Au temps de Salomon, le meilleur des rois, un homme acheta un rossignol qui possédait une voix exceptionnelle. Il le mit dans une cage où l’oiseau ne manquait de rien et chantait, des heures durant, pour l’émerveillement du voisinage. 

Un jour, alors que la cage avait été transportée sur un balcon, un autre oiseau s’approcha, dit quelque chose au rossignol et s’envola. De ce moment, le rossignol incomparable resta silencieux. 

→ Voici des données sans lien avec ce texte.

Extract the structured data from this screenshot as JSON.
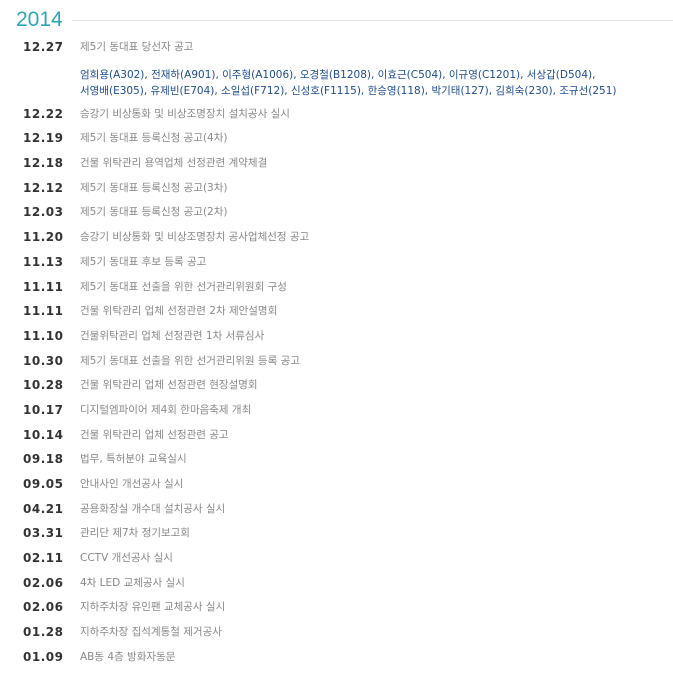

Désespéré, l’homme transporta son oiseau chez le prophète Salomon, qui connaissait le langage des animaux et lui demanda de l’interroger sur les raisons de ce mutisme. 

L’oiseau dit à Salomon : 

– Autrefois, je ne connaissais ni chasseur, ni cage. Puis on me présenta un piège appétissant et j’y tombai, poussé par mon désir. Le preneur d’oiseau m’emporta, me vendit au marché, loin de ma famille, et je me retrouvai dans la cage de cet homme que tu vois là. Je me mis à me lamenter jour et nuit, lamentations que cet homme prenait pour des chants de reconnaissance et de joie. Jusqu’au jour où un autre oiseau vint me dire : « Cesse donc de pleurer, car c’est à cause de tes gémissements qu’on te garde dans cette cage. » Alors je décidai de me taire. 

Salomon traduisit ces quelques phrases au propriétaire de l’oiseau. Cet homme se demanda: 

« À quoi bon garder un rossignol, s’il ne chante pas ? » 

Et il le rendit à la liberté.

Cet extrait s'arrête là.